Quraishi was part of the Critical Assessment of Structure Prediction (CASP), a competition held every two years to accelerate research into the field, where AlphaFold reached the threshold for what is considered as having “solved” the problem.

DeepMind became a subsidiary of Google after a 2014 acquisition and is best known for its gamer AI, teaching itself to beat Atari video games and defeating world-renowned Go players like Lee Sedol. The company’s ambition has been to develop AI that can be applied to broader problems, and it’s so far created systems to make Google’s data centres more energy-efficient, identify eye disease from scans and generate human-sounding speech.

“These algorithms are now becoming strong enough and powerful enough to be applicable to scientific problems,” DeepMind chief executive officer Demis Hassabis said in a call with reporters, news agency Bloomberg reported. After four years of development “we have a system that’s accurate enough to actually have biological significance and relevance for biological researchers.”

The DeepMind blog post referred to comme nts by eminent scientists on the topic in the past to illustrate the significance of the breakthrough. “In his acceptance speech for the 1972 Nobel Prize in Chemistry, Christian Anfinsen famously postulated that, in theory, a protein’s amino acid sequence should fully determine its structure. This hypothesis sparked a five decade quest to be able to computationally predict a protein’s 3D structure based solely on its 1D amino acid sequence as a complementary alternative to these expensive and time consuming experimental methods,” it said.

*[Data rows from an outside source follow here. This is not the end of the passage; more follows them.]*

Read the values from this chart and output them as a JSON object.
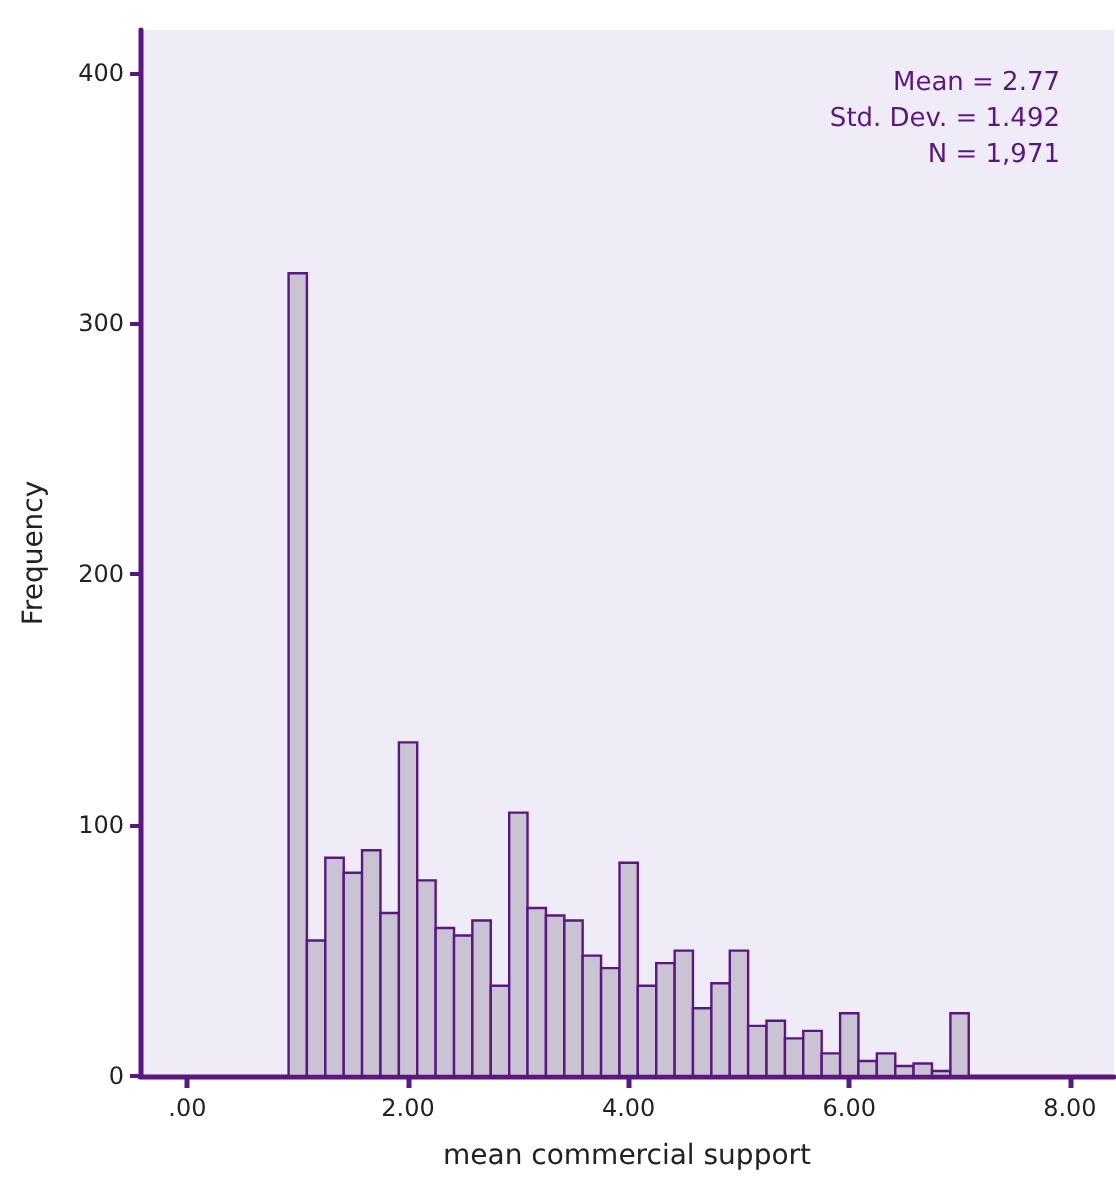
{
  "chart_data": {
    "type": "histogram",
    "xlabel": "mean commercial support",
    "ylabel": "Frequency",
    "bins": [
      0.917,
      1.083,
      1.25,
      1.417,
      1.583,
      1.75,
      1.917,
      2.083,
      2.25,
      2.417,
      2.583,
      2.75,
      2.917,
      3.083,
      3.25,
      3.417,
      3.583,
      3.75,
      3.917,
      4.083,
      4.25,
      4.417,
      4.583,
      4.75,
      4.917,
      5.083,
      5.25,
      5.417,
      5.583,
      5.75,
      5.917,
      6.083,
      6.25,
      6.417,
      6.583,
      6.75,
      6.917,
      7.083
    ],
    "values": [
      320,
      54,
      87,
      81,
      90,
      65,
      133,
      78,
      59,
      56,
      62,
      36,
      105,
      67,
      64,
      62,
      48,
      43,
      85,
      36,
      45,
      50,
      27,
      37,
      50,
      20,
      22,
      15,
      18,
      9,
      25,
      6,
      9,
      4,
      5,
      2,
      25
    ],
    "color": "#c9c3d4",
    "xlim": [
      -0.43,
      8.4
    ],
    "xticks": [
      {
        "value": 0,
        "label": ".00"
      },
      {
        "value": 2,
        "label": "2.00"
      },
      {
        "value": 4,
        "label": "4.00"
      },
      {
        "value": 6,
        "label": "6.00"
      },
      {
        "value": 8,
        "label": "8.00"
      }
    ],
    "ylim": [
      0,
      417
    ],
    "yticks": [
      0,
      100,
      200,
      300,
      400
    ],
    "annotations": [
      "Mean = 2.77",
      "Std. Dev. = 1.492",
      "N = 1,971"
    ],
    "grid": false
  }
}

“A major challenge, however, is that the number of ways a protein could theoretically fold before settling into its final 3D structure is astronomical. In 1969 Cyrus Levinthal noted that it would take longer than the age of the known universe to enumerate all possible configurations of a typical protein by brute force calculation – Levinthal estimated 10^300 possible conformations for a typical protein,” it added.

CASP scientists analysed the shape of amino acid sequences for about 100 proteins. Competitors were given the sequences, and charged with predicting their shape.

AlphaFold’s assessment lined up almost perfectly with the CASP analysis for two-thirds of the proteins, compared to about 10% from the other teams, and better than what DeepMind’s tool achieved two years ago

Hassabis said his inspiration for AlphaFold came from “citizen science” attempts to find unknown protein structures, like Foldit, which presented amateur volunteers with the problem in the form of a puzzle.

In its first two years, the human gamers proved to be surprisingly good at solving the riddles, and ended up discovering a structure that had baffled scientists and designing a new enzyme that was later confirmed in the lab.